Actor mediano, director muy ocasional, Warren Beatty ha suscitado más admiración por su legendaria capacidad de ligue que por su desempeño cinematográfico. Su cuarto largometraje, Bulworth, no cambia mucho esa percepción.
Estrenada con un año de retraso (y como relleno de emergencia antes de la avasalladora invasión de George Lucas), la cinta se une a la racha reciente de sátiras sobre la política estadunidense, ejemplificada por El escándalo (Primary Colors), de Mike Nichols, y Escándalo en la Casa Blanca (Wag the Dog), de Barry Levinson (la imaginación no es el fuerte de los traductores de títulos). En su primer acto, las aspiraciones críticas de Beatty parecen ir más allá de los chistes irreverentes sobre la promiscuidad clintoniana. Fiel a su costumbre, él mismo interpreta a Jay Bulworth, un senador californiano que entra en una crisis existencial, mientras ve una serie de cortos publicitarios de su campaña electoral, en los que aparece como un monigote repetidor de lemas huecos.
Esa crisis lo lleva a hablar con brutal honestidad en sus siguientes encuentros con diferentes grupos californianos: le asegura a una congregación negra que los políticos blancos nunca velarán por sus intereses, y regaña a una reunión de productores hollywoodenses --judíos, en su mayoría-- por producir basura. Obviamente, Beatty se ha inspirado en Poder que mata (Network, 1976), al hacer de su protagonista una especie de loco/sabio iluminado, que provoca un revuelo en los medios con sus afirmaciones de innegable verdad, pero nula corrección política. Y, por unos instantes, uno tiene la impresión que el actor-productor-guionista-director ha puesto su ideología liberal al servicio de una película urgente.
Las cosas toman un giro aún más arriesgado cuando el senador entra a un club exclusivo de negros, y adopta el rap como medio de expresión. Desde hace rato, el rostro envejecido de Beatty lleva la expresión permanente de alguien que se acaba de despertar. Verlo interpretando el rap más blanco del mundo levanta una duda. ¿Se está burlando de las ganas de parecer joven de su personaje, o de sí mismo?

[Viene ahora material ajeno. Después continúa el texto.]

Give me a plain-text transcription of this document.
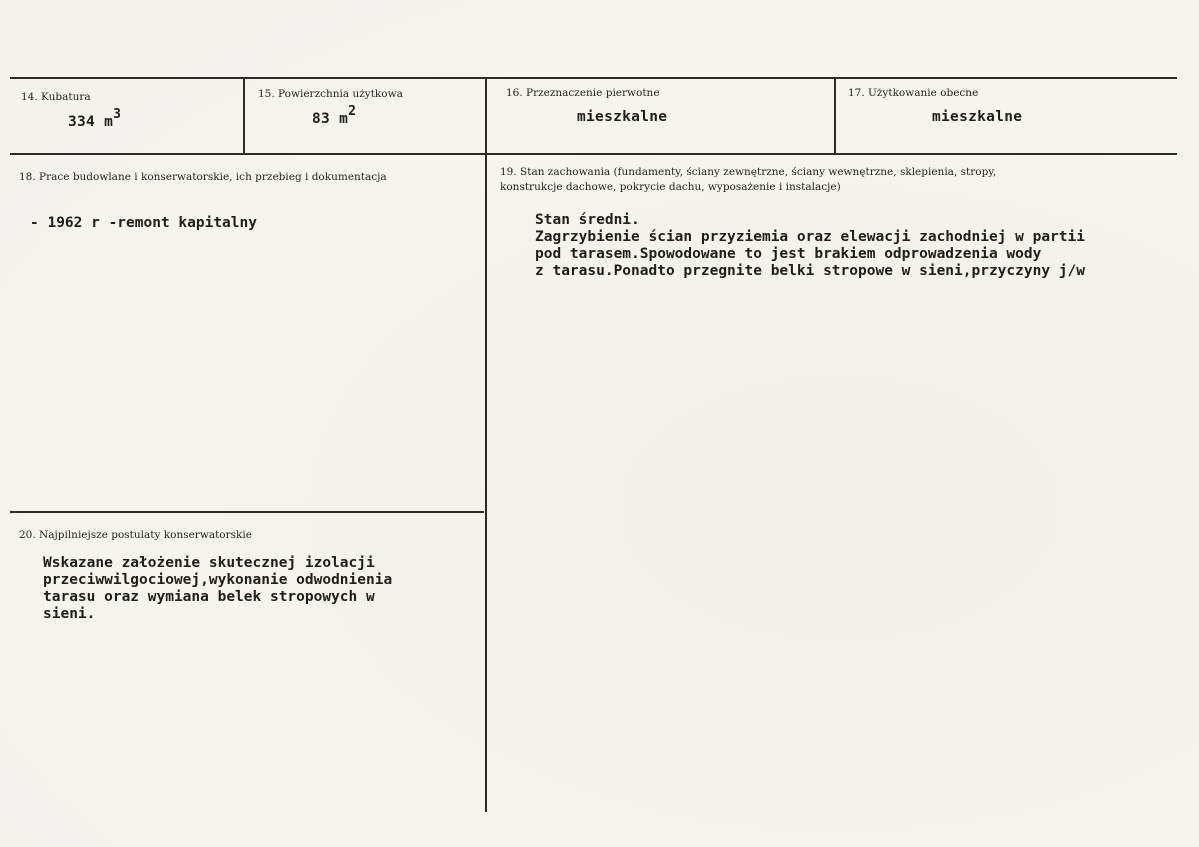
14. Kubatura
334 m3
15. Powierzchnia użytkowa
83 m2
16. Przeznaczenie pierwotne
mieszkalne
17. Użytkowanie obecne
mieszkalne
18. Prace budowlane i konserwatorskie, ich przebieg i dokumentacja
- 1962 r -remont kapitalny
19. Stan zachowania (fundamenty, ściany zewnętrzne, ściany wewnętrzne, sklepienia, stropy,
konstrukcje dachowe, pokrycie dachu, wyposażenie i instalacje)
Stan średni.
Zagrzybienie ścian przyziemia oraz elewacji zachodniej w partii
pod tarasem.Spowodowane to jest brakiem odprowadzenia wody
z tarasu.Ponadto przegnite belki stropowe w sieni,przyczyny j/w
20. Najpilniejsze postulaty konserwatorskie
Wskazane założenie skutecznej izolacji
przeciwwilgociowej,wykonanie odwodnienia
tarasu oraz wymiana belek stropowych w
sieni.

Lo grave, según se revela, es que no hay intención de burla. El conocido narcisismo del cineasta se ha hecho cargo de la situación, y Bulworth empieza a divagar por el espinoso camino de la autocomplacencia. Para escapar de los matones a sueldo que él mismo contrató durante su crisis suicida, el político encuentra refugio con los familiares de Nina (Halle Berry), la bella negra que lo acompaña con motivos ocultos, desde su actuación en el club. Ahí, en el ghetto, el hombre adopta el disfraz de un cantante de hip hop, y descubre la validez de la forma de vida afroamericana.
En ese momento, la sátira desaparece y con ella los acertados apuntes sobre la política moderna. Bulworth deja de ser el incómodo señalador de verdades para volverse el ejemplo a seguir, el blanco que ha sabido ser negro, porque es más legítimo en términos culturales. Eso no sólo es condescendiente, sino demagógico, aunque de signo contrario. Finalmente, Beatty es culpable de la misma postura que criticaba al inicio de su película. (La falta de modestia se evidencia también en la elección de sus colaboradores. Vittorio Storaro, Ennio Morricone y Milena Canonero están asociados con el cine europeo de prestigio, pero su aportación aquí está fuera de lugar.)
Sin embargo, las sátiras políticas hechas en Hollywood, aguadas o no, son elogiables por el sólo hecho de existir. Al menos son testimonios de una sana actitud crítica frente a sus gobernantes. Nuestra cinematografía, en cambio, nunca ha podido ejercerla. Por decir algo, el PRI nunca ha aparecido oficialmente en cinta mexicana alguna, y la figura presidencial permanece intocable. Eso sí es un escándalo.
Bulworth:
D: Warren Beatty/ G: Warren Beatty, Jeremy Pikser, sobre un argumento de Beatty/ F. en C: Vittorio Storaro/ M: Ennio Morricone; canciones varias/ Ed: Robert C. Jones, Billy Weber/ I: Warren Beatty, Halle Berry, Don Cheadle, Oliver Platt, Paul Sorvino/ P: Warren Beatty para 20th Century Fox. EU, 1998.